According to an official release from the office of Philippines President Marcos, the president welcomed APSEZ expansion plans in the country and suggested that it may focus on ports handling agricultural products to enable the Philippines to eventually compete globally.

The Philippines president also highlighted the importance of the synergy between the public and the private sectors as his government opens up the Philippine economy, the release added.

APSEZ reported a 76.87 percent jump in consolidated net profit to Rs 2,014.77 crore for the fourth quarter ended March 2024.

The integrated logistics player had clocked a profit of Rs 1,139.07 crore in the corresponding period of the previous fiscal, the company said in a BSE filing.

Its consolidated total income increased to Rs 7,199.94 crore for the fourth quarter of the FY24 against Rs 6,178.35 crore in the year-ago period.

For FY25, the firm has earmarked a capex of Rs 10,500-11,500 crore, while it expects cargo volumes for the period to be about 460-480 MMT. APSEZ expects revenue of Rs 29,000-31,000 crore for FY25, with an EBITDA of Rs 17,000-18,000 crore and net debt to EBITDA of 2.2-2.5 times.

On May 1, APSEZ’s credit rating was revised to ‘AAA’ by CARE Ratings. 

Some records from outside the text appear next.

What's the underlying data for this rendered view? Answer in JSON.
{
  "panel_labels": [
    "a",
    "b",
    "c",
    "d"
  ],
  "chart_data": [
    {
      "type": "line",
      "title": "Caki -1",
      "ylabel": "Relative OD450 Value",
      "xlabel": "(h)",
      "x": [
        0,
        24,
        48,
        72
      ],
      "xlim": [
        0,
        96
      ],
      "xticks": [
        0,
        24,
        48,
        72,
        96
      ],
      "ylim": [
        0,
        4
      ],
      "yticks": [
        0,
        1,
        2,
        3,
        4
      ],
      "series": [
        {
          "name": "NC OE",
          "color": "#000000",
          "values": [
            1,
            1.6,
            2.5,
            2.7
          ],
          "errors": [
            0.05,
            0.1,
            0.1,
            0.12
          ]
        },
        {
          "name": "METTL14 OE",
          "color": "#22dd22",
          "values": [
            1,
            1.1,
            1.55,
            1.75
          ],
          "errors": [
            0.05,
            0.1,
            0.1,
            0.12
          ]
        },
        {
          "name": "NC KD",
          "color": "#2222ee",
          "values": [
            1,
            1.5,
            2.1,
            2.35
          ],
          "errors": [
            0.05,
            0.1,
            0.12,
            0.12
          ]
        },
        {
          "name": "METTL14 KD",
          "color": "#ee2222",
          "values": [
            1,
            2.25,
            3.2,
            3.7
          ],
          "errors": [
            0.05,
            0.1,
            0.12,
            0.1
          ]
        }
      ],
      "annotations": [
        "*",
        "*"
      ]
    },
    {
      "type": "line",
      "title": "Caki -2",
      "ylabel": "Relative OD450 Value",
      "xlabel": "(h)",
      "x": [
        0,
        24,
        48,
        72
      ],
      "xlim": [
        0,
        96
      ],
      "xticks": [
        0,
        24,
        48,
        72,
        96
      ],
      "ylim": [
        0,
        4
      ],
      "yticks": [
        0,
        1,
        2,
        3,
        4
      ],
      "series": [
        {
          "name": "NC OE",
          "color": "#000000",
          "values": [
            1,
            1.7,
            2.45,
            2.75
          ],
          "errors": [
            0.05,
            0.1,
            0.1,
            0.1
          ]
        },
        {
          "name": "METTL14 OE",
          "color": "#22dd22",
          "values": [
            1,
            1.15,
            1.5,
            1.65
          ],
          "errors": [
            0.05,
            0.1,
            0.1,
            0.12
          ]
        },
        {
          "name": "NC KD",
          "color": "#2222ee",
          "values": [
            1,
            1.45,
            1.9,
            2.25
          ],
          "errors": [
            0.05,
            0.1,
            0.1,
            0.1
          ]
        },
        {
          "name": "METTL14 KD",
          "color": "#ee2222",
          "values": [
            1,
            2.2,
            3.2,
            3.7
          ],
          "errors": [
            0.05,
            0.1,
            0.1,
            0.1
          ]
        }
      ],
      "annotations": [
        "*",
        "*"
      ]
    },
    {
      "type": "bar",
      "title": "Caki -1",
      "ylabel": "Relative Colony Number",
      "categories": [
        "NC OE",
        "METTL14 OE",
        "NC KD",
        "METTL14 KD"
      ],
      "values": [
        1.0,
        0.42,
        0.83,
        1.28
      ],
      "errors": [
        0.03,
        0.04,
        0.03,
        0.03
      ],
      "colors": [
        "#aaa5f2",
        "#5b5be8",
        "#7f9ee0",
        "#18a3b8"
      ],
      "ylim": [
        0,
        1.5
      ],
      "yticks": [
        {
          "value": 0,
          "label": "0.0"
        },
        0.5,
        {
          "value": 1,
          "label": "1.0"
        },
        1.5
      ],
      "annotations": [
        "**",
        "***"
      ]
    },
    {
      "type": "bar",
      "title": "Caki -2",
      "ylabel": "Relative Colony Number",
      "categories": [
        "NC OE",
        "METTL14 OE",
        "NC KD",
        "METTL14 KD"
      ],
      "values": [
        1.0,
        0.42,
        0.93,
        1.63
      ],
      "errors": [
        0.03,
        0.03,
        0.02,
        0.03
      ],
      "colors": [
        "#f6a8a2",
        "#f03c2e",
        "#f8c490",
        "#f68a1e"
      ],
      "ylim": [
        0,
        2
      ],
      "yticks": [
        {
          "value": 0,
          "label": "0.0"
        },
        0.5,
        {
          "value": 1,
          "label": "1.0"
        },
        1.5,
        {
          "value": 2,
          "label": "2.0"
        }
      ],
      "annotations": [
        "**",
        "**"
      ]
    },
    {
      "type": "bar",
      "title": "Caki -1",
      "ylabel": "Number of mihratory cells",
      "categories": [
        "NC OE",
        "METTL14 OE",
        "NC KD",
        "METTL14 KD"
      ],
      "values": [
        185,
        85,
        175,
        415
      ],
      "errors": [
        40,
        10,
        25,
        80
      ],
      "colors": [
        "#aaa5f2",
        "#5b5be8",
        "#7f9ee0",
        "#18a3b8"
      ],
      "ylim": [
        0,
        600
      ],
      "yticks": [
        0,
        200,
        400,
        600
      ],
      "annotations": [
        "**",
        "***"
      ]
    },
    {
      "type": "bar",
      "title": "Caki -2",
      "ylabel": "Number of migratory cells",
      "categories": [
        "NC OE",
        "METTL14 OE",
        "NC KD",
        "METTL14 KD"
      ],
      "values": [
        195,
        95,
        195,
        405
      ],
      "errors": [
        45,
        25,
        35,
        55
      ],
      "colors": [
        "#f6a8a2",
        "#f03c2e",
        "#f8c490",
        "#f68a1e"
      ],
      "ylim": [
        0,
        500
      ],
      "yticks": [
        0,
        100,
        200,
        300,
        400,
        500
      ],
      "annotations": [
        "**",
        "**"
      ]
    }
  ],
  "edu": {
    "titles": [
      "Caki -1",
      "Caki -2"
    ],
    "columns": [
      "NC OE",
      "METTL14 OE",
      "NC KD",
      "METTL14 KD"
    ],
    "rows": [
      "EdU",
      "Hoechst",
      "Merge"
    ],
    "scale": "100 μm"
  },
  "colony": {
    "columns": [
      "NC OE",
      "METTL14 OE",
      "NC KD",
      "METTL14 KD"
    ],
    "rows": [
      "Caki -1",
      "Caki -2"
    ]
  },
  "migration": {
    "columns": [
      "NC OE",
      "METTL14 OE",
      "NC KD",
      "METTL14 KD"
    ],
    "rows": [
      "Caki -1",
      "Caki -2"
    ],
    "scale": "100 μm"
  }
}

The company stated that this rating was a testament to its “level of credit worthiness and the ability to fulfil all its financial guidance”.

APSEZ, in a filing, announced that it has become the first large-sized private infrastructure developer to get this recognition. The rating, it added, is driven by the company’s robust integrated model,  dominant industry position, strong growth in operations with healthy profitability, coupled with high liquidity and low leverage.